É com isto que queremos dizer a um público conservador que ser artista é uma profissão acreditável? Tenho sérias dúvidas que seja esse o objetivo do CLN. Mas a verdade é que estudantes são os profissionais de amanhã, e estes estudantes estão a não perder, mas também a não ganhar com o CLN. Como referi anteriormente, começou – o espírito – por uma mostra de trabalhos rejeitados pela instituição. Então porque estou eu a indagar e tentar sobrepor parâmetros usados por instituições e estandardizações da indústria numa iniciativa que é de uma natureza oposta? Porque o CLN cresceu, porque já não estamos em 2001. Porque este evento é de um potencial internacional gigante, e mais ainda, porque este evento já tem uma escala regional (e até nacional) grande o suficiente para pôr em primeiro plano os artistas, e a sua arte, para promovê-los como profissionais credíveis que virão a ser. Porque já vi coisas que não perderam a sua essência anti-institucional, mas que, no entanto, sabem que ser profissional é crucial para a educação de públicos. A desconfiança do público mascara-se de festa e isso é denigrível para os artistas. Tal como é acreditar que o ermita é positivo para a arte por que é romântico. Não é! Porque o ermita, por razões tortas e distorcidas, representa o amadorismo ao qual a art scene regional se renegou, e a profissionalização (o desenterro do ermita) não retira nenhuma essência à arte. Antes pelo contrário, profissionalizar não significa sanitar, significa ter consciência que o artista está a dar um pedaço de si, e reconhecer que esse é o seu trabalho.

Hoje em dia nos centros urbanos, as artes são indispensáveis para uma vida harmoniosa, uma economia cultural estável e uma vida comunitária interativa. As artes, são um aspeto solidificado na vida contemporânea, principalmente nas metrópoles. O que o CLN me leva a questionar é se será que a descentralização das artes é um processo difícil por causa dos seus atores, e não necessariamente só dos agentes, ou falta destes? Os agentes, abundantes, pelo menos no distrito de Leiria, estão dispostos a incluir amadorismo, e em consonância, o Instituto do Emprego e Formação Profissional em Portugal não consta de artista nem de agente cultural enquanto profissões. Este é sim, um exemplo em que a ideia de romance é realmente traída, pois é penalizada a possibilidade de reconhecimento do que é ser artista na cultura profissional nacional. Isto inibe a integração do artista numa vida social saudável e ativa, o que leva à ostracização, que por sua vez leva ao isolamento, que volta a trazer-nos amadorismo e falta de confiança do público, que deixa de se educar.

O que quero dizer, é que a profissionalização das artes pode parecer antirromântica para os estudantes de artes, mas no fundo, faz exatamente o contrário: valida o valor societal dos artistas, e o seu intelecto e capacidades.
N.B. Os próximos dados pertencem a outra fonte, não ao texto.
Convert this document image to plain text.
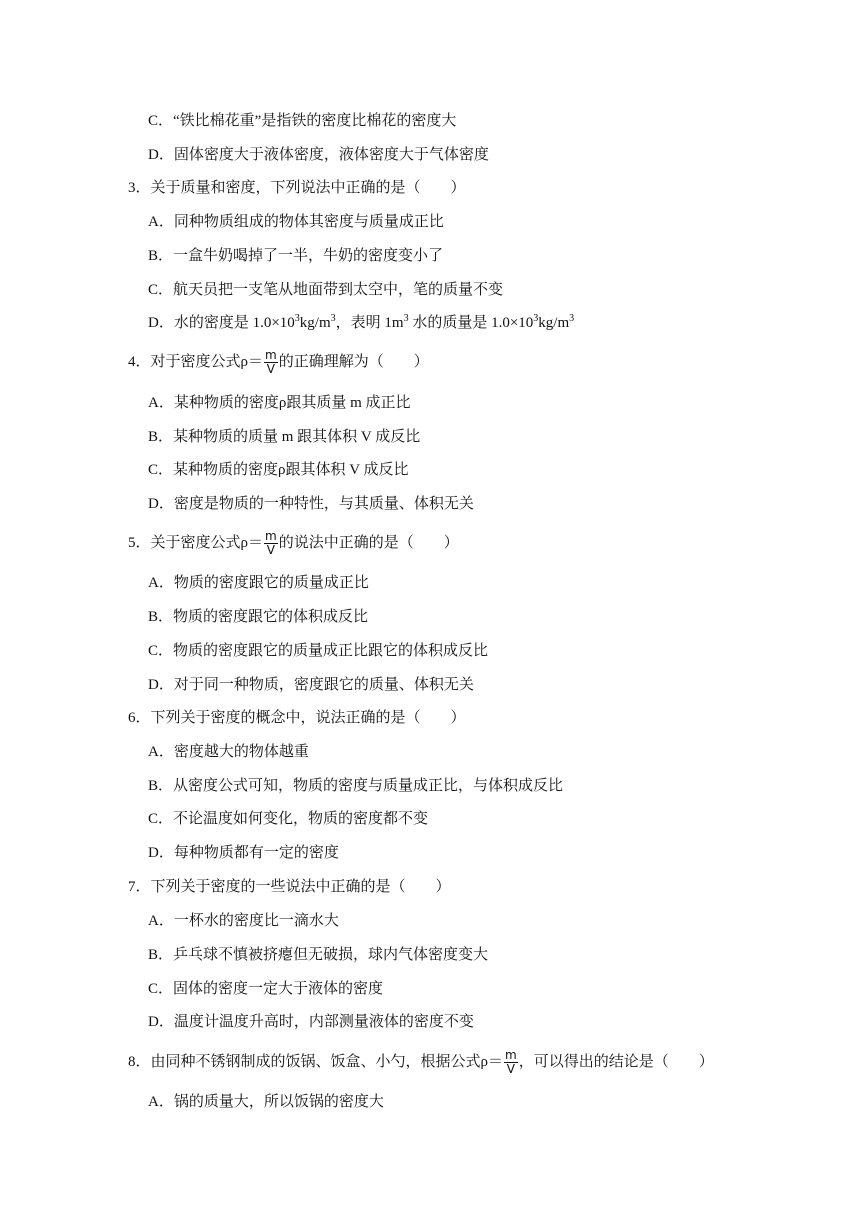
C．“铁比棉花重”是指铁的密度比棉花的密度大
D．固体密度大于液体密度，液体密度大于气体密度
3．关于质量和密度，下列说法中正确的是（　　）
A．同种物质组成的物体其密度与质量成正比
B．一盒牛奶喝掉了一半，牛奶的密度变小了
C．航天员把一支笔从地面带到太空中，笔的质量不变
D．水的密度是 $1.0\times 10^3kg/m^3$，表明 $1m^3$ 水的质量是 $1.0\times 10^3kg/m^3$
4．对于密度公式$\rho= \frac{m}{V}$ 的正确理解为（　　）
A．某种物质的密度ρ跟其质量 m 成正比
B．某种物质的质量 m 跟其体积 V 成反比
C．某种物质的密度ρ跟其体积 V 成反比
D．密度是物质的一种特性，与其质量、体积无关
5．关于密度公式$\rho= \frac{m}{V}$ 的说法中正确的是（　　）
A．物质的密度跟它的质量成正比
B．物质的密度跟它的体积成反比
C．物质的密度跟它的质量成正比跟它的体积成反比
D．对于同一种物质，密度跟它的质量、体积无关
6．下列关于密度的概念中，说法正确的是（　　）
A．密度越大的物体越重
B．从密度公式可知，物质的密度与质量成正比，与体积成反比
C．不论温度如何变化，物质的密度都不变
D．每种物质都有一定的密度
7．下列关于密度的一些说法中正确的是（　　）
A．一杯水的密度比一滴水大
B．乒乓球不慎被挤瘪但无破损，球内气体密度变大
C．固体的密度一定大于液体的密度
D．温度计温度升高时，内部测量液体的密度不变
8．由同种不锈钢制成的饭锅、饭盒、小勺，根据公式$\rho= \frac{m}{V}$ ，可以得出的结论是（　　）
A．锅的质量大，所以饭锅的密度大
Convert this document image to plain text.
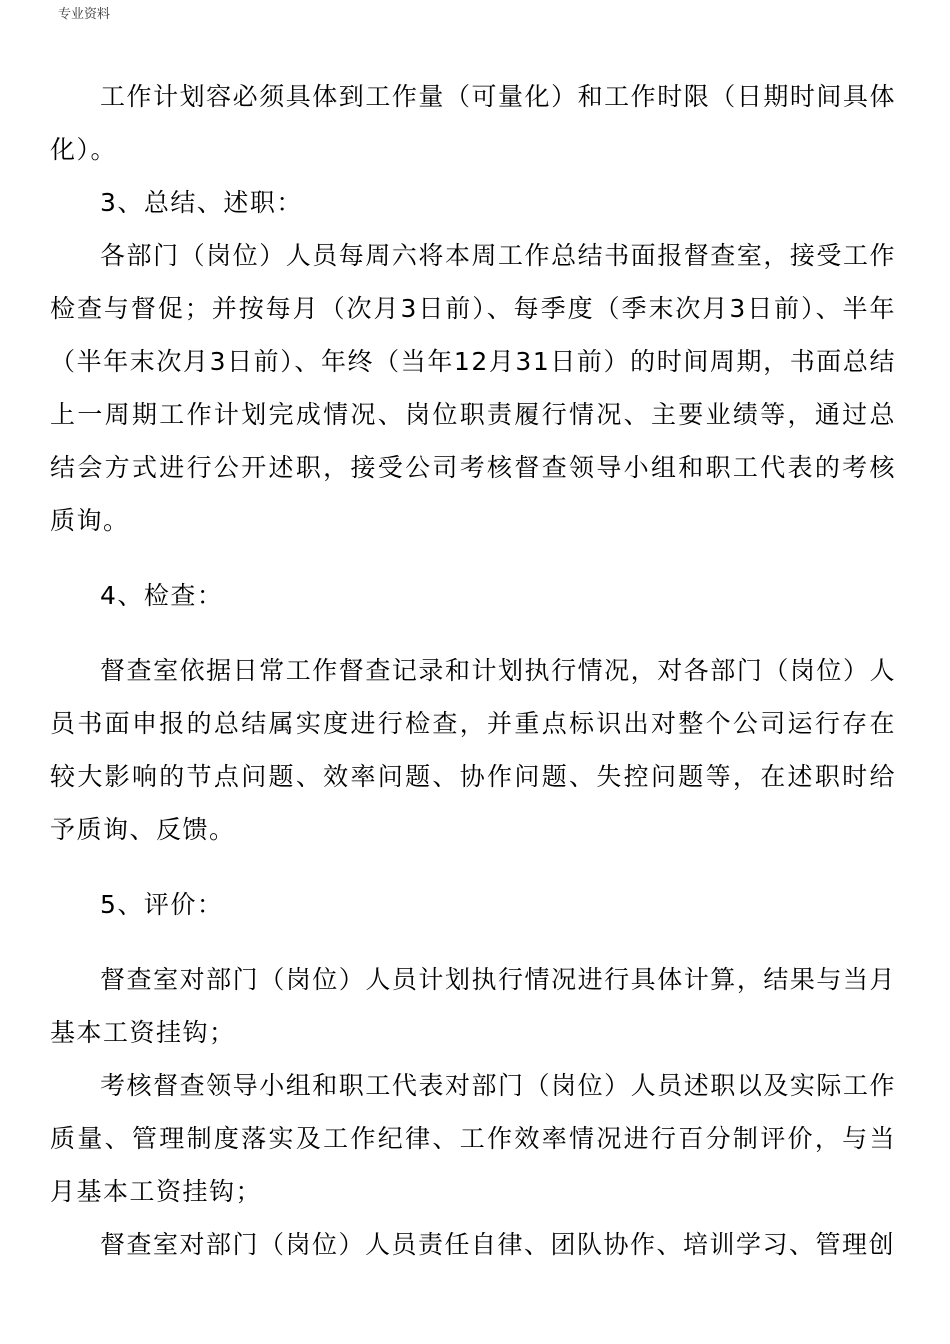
专业资料

工作计划容必须具体到工作量（可量化）和工作时限（日期时间具体化）。

3、总结、述职：

各部门（岗位）人员每周六将本周工作总结书面报督查室，接受工作检查与督促；并按每月（次月3日前）、每季度（季末次月3日前）、半年（半年末次月3日前）、年终（当年12月31日前）的时间周期，书面总结上一周期工作计划完成情况、岗位职责履行情况、主要业绩等，通过总结会方式进行公开述职，接受公司考核督查领导小组和职工代表的考核质询。

4、检查：

督查室依据日常工作督查记录和计划执行情况，对各部门（岗位）人员书面申报的总结属实度进行检查，并重点标识出对整个公司运行存在较大影响的节点问题、效率问题、协作问题、失控问题等，在述职时给予质询、反馈。

5、评价：

督查室对部门（岗位）人员计划执行情况进行具体计算，结果与当月基本工资挂钩；

考核督查领导小组和职工代表对部门（岗位）人员述职以及实际工作质量、管理制度落实及工作纪律、工作效率情况进行百分制评价，与当月基本工资挂钩；

督查室对部门（岗位）人员责任自律、团队协作、培训学习、管理创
Não deixa de validar o tal romantismo por qual o público tanto anseia, somente o enaltece. E esta é mais uma batalha para os artistas, que não foi desta que vi ser travada no Caldas Late Night. As Caldas da Rainha têm vários agentes e mecanismos, e a descentralização começa-se a fazer sentir através do seu trabalho. Os atores, no entanto, soltaram um grito tímido a seu público, que eu senti estar num período de ovulação. É necessário que eduquemos públicos não urbanos para a continuidade e visibilidade das artes, mostrar-lhes que vale a pena acreditar e investir numa descentralização profissional, e que isso é possível de acontecer sem se magoar a coerência da essência da arte que os atores queiram mostrar. Antes pelo contrário, que a profissionalização só fortalece a sua essência e a experiência do público.

 

 

 


Inês Ferreira-Norman
Trabalha em gestão artística desde 2007, então, no Reino Unido. Mudou-se para Portugal em 2019 e actualmente continua a ser editora do JAWS (Journal of Arts Writing by Students publicado pela Intellect) e é diretora da Matéria Cíclica. A linguagem sempre fez parte da sua prática artística, a qual encontrou um renovado fervor crítico desde que terminou o mestrado em Livros de Artista e Belas Artes em 2017. Trabalhar com artistas só lhe dá mais vontade de trabalhar com artistas e de falar sobre artistas. E pensar arte.